No bubble for now, higher home prices seen: experts


Dennis Eng and Eli Lau 


October 14, 2004


The government's HK$14.12 billion windfall from Tuesday's land auction may not immediately herald the spectre of a property bubble, but a continued shortfall in the supply of residential units over the coming three years could embolden developers with stronger pricing power, at least in the short-term.

"The government should sell more land to avoid a bubble,'' Morgan Stanley analyst Kenny Tse said in a research report. "As Hong Kong is already facing tight supply up to 2007, further restraint in near-term land sales could potentially cause severe undersupply in two to three years' time, given that land sold today will be completed only in 2008 at the earliest.''

Hong Kong developers typically commence sales of their residential properties 20 months ahead of completion while sites usually take three to four years to develop.
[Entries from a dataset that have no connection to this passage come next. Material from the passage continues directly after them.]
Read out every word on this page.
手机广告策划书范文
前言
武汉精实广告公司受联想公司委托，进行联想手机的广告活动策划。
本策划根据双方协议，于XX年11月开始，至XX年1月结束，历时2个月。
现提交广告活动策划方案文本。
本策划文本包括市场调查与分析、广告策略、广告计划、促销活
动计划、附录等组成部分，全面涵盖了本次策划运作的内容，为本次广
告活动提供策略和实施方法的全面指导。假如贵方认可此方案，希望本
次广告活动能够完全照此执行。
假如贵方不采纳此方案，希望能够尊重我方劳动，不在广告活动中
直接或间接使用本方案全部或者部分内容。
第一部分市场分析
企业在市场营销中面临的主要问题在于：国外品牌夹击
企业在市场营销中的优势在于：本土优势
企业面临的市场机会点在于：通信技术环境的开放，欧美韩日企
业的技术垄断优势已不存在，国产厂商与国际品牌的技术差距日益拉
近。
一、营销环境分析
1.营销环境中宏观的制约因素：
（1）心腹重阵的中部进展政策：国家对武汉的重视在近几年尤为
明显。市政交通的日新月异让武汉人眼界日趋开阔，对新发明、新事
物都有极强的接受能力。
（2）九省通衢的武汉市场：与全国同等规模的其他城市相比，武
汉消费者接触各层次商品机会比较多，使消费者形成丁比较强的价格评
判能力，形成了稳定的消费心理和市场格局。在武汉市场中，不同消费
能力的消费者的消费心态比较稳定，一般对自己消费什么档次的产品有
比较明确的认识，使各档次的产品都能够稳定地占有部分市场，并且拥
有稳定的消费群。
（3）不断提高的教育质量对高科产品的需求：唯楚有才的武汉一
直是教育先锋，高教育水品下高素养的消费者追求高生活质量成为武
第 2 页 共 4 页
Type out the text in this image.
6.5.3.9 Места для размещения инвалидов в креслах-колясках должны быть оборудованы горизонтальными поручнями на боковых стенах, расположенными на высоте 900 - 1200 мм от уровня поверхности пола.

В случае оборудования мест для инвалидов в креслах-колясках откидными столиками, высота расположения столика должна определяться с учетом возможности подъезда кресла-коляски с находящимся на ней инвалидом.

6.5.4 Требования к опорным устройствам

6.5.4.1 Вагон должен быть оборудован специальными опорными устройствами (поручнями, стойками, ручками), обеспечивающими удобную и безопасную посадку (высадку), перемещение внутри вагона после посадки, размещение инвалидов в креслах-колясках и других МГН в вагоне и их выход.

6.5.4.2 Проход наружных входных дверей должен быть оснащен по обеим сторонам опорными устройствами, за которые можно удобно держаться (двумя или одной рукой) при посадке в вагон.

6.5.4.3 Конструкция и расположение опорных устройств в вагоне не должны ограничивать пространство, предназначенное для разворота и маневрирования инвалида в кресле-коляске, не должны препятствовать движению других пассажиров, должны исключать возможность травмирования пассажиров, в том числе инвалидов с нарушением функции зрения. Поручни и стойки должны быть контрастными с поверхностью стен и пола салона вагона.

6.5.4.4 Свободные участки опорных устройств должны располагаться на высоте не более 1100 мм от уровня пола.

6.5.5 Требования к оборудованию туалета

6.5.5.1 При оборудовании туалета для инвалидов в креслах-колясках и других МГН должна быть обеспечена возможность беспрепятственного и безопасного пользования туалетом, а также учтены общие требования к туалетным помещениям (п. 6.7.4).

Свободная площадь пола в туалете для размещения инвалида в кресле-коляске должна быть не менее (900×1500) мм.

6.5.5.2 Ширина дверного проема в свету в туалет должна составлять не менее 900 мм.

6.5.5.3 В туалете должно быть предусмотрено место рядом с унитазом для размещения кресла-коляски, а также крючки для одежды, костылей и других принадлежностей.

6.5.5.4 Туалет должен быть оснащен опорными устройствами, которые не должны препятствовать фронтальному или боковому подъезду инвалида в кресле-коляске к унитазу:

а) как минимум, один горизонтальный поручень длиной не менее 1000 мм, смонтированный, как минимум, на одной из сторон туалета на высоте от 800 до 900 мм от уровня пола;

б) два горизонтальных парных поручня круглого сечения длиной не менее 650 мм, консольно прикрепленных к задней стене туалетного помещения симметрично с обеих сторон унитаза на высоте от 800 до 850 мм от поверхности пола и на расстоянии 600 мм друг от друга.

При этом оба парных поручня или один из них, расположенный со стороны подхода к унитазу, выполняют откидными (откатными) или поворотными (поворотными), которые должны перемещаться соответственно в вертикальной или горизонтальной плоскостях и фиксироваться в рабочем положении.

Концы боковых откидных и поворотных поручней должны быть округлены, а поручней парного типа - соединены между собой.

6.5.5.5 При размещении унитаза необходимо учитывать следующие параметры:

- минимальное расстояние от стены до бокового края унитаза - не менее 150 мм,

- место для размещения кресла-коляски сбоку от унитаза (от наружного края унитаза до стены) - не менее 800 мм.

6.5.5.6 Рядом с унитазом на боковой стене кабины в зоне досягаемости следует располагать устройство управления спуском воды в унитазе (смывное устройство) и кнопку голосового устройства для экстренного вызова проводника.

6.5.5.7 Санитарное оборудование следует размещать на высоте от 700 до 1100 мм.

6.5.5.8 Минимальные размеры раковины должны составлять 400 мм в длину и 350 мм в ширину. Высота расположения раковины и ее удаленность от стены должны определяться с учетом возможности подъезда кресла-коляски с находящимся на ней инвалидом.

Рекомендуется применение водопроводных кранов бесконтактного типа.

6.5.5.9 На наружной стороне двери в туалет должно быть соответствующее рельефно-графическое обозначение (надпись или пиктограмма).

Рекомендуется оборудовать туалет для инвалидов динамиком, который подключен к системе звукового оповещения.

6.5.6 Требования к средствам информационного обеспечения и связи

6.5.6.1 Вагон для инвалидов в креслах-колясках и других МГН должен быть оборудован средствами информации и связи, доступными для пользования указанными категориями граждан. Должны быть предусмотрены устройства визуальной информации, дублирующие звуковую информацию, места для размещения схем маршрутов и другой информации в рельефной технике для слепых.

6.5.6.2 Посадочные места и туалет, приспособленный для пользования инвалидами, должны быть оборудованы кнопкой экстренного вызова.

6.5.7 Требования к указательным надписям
At present, the annual supply of units is below 20,000, insufficient to meet the historical demand, which exceeds this number, Nomura International (Hong Kong) analyst Nicole Wong said.

A consequence of this undersupply will probably be the acceleration of property tenders from the two rail operators with projects along the West Rail likely to start in 2005, she added.

"In early 2005, the existing inventory will be able to offset some of the demand. But, from the second half of 2005 to early 2006, a short supply squeeze will mean that developers' pricing power is stronger,'' Wong said.

So far, Cheung Kong (Holdings), which won the bidding war for the Ho Man Tin site, is asking buyers of its One Beacon Hill luxury development to pay about 4 per cent more than previously. Sun Hung Kai Properties also said it would not rule out raising prices at its development projects after it beat off stiff competition to buy the other site in San Po Kong.

Eric Chow, general manager of Sun Hung Kai's property agency unit, said he expects the number of transactions to jump 20-30 per cent in the fourth quarter versus the second and third quarters.

According to BOC International (BOCI) Research, Cheung Kong has a development land bank of 7.3 million square feet and 14.7 million square feet of farmland. Sun Hung Kai's land bank is 13.2 million square feet with another 21 million square feet of farmland. Stripping out this year's land auctions, their respective development land banks are 5.2 million square feet and 12 million square feet, BOCI said.

As it is expected that developers will want to rebuild and hold on to their land banks as well as delay new launches in anticipation of higher prices, there have been growing calls for the government to lower the reserve price for sites to boost land sales.

However, Secretary for Housing, Planning and Lands Michael Suen would not be drawn into a debate over the addition of more sites in the application list next year, saying only the government will closely monitor the market situation. "The land sale results reflect developers' expectations of the property market,'' Suen said. "You can't simply say that the government is adopting some [high land price] policy.''

Regal Hotels International executive director Donald Fan said one suggestion was for the government to announce the application list on a three-year basis instead of annually.

"The move can provide a clearer picture to developers,'' Fan said.

Nicholas Brooke, a former vice-chairman of the Town Planning Board, also recommends that the application list could be expanded to allow developers to trigger the sale of a site at any price instead of a guaranteed reserve price if the "market is sufficiently robust''.